Dolan Michael A, Keil Matthias, Baker David S
Tripos Informatics Research Center, 1699 South Hanley Road, St. Louis, Missouri 63144, USA.
Proteins. 2008 Sep;72(4):1243-58. doi: 10.1002/prot.22022.
Although the number of known protein structures is increasing, the number of protein sequences without determined structures is still much larger. Three-dimensional (3D) protein structure information helps in the understanding of functional mechanisms, but solving structures by X-ray crystallography or NMR is often a lengthy and difficult process. A relatively fast way of determining a protein's 3D structure is to construct a computer model using homologous sequence and structure information. Much work has gone into algorithms that comprise the ORCHESTRAR homology modeling program in the SYBYL software package. This novel homology modeling tool combines algorithms for modeling conserved cores, variable regions, and side chains. The paradigm of using existing knowledge from multiple templates and the underlying protein environment knowledgebase is used in all of these algorithms, and will become even more powerful as the number of experimentally derived protein structures increases. To determine how ORCHESTRAR compares to Composer (a broadly used, but an older tool), homology models of 18 proteins were constructed using each program so that a detailed comparison of each step in the modeling process could be carried out. Proteins modeled include kinases, dihydrofolate reductase, HIV protease, and factor Xa.

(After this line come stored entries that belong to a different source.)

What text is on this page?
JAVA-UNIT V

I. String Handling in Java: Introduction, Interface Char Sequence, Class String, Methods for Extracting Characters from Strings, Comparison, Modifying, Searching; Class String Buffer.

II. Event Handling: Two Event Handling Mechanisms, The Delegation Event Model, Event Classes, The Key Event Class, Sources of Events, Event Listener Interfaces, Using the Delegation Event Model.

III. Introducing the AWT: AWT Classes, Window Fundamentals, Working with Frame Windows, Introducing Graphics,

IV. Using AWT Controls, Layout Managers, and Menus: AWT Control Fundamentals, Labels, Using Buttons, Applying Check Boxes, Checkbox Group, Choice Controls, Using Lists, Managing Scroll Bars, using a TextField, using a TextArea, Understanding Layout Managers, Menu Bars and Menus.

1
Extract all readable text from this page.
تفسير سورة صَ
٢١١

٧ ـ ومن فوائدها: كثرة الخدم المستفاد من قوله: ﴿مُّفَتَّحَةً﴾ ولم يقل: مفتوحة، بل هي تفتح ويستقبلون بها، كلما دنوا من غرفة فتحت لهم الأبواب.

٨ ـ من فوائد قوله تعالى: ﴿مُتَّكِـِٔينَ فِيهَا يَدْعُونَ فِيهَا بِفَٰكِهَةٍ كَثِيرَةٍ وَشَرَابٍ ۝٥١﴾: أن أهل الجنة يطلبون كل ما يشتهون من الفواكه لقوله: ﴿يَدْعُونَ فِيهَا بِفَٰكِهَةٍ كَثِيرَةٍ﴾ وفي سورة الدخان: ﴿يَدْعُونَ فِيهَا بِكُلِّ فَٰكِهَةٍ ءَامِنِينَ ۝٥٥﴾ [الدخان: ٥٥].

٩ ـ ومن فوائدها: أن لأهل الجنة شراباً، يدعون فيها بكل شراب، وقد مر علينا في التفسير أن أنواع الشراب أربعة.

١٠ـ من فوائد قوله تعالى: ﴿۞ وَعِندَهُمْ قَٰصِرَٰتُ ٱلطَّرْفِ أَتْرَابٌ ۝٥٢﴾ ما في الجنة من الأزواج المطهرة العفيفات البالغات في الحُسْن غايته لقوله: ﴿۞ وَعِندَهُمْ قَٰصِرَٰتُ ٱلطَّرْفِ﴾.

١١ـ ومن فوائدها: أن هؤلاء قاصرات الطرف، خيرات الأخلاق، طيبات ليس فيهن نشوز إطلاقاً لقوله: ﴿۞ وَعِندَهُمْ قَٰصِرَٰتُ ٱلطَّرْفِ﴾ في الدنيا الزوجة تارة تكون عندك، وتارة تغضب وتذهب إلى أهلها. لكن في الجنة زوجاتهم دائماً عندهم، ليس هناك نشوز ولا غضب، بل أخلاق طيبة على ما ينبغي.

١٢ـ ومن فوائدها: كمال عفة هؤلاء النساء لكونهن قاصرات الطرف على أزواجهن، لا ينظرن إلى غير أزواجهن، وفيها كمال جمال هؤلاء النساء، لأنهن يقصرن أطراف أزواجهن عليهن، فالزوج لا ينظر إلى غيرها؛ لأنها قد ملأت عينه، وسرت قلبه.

In almost all cases ORCHESTRAR produces models with lower root-mean-squared deviation (RMSD) values when compared with structures determined by X-ray crystallography or NMR. Moreover, ORCHESTRAR produced a homology model for three target sequences where Composer failed to produce any. Data for RMSD comparisons between structurally conserved cores, structurally variable regions, side-chain conformations are presented, as well as analyses of active site and protein-protein interface configurations.
尽管已知蛋白质结构的数量在不断增加,但尚未确定结构的蛋白质序列数量仍然多得多。三维(3D)蛋白质结构信息有助于理解功能机制,但通过X射线晶体学或核磁共振来解析结构通常是一个漫长而艰难的过程。一种相对快速确定蛋白质3D结构的方法是利用同源序列和结构信息构建计算机模型。SYBYL软件包中的ORCHESTRAR同源建模程序所包含的算法已经做了大量工作。这种新颖的同源建模工具结合了用于建模保守核心、可变区和侧链的算法。所有这些算法都采用了利用来自多个模板的现有知识以及潜在蛋白质环境知识库的范式,并且随着实验获得的蛋白质结构数量的增加,其功能将变得更加强大。为了确定ORCHESTRAR与Composer(一种广泛使用但较旧的工具)相比如何,使用每个程序构建了18种蛋白质的同源模型,以便能够对建模过程中的每个步骤进行详细比较。所建模的蛋白质包括激酶、二氢叶酸还原酶、HIV蛋白酶和凝血因子Xa。与通过X射线晶体学或核磁共振确定的结构相比,在几乎所有情况下,ORCHESTRAR生成的模型具有更低的均方根偏差(RMSD)值。此外,对于三个目标序列,ORCHESTRAR生成了同源模型,而Composer未能生成任何模型。文中给出了结构保守核心、结构可变区、侧链构象之间RMSD比较的数据,以及活性位点和蛋白质 - 蛋白质界面构型的分析。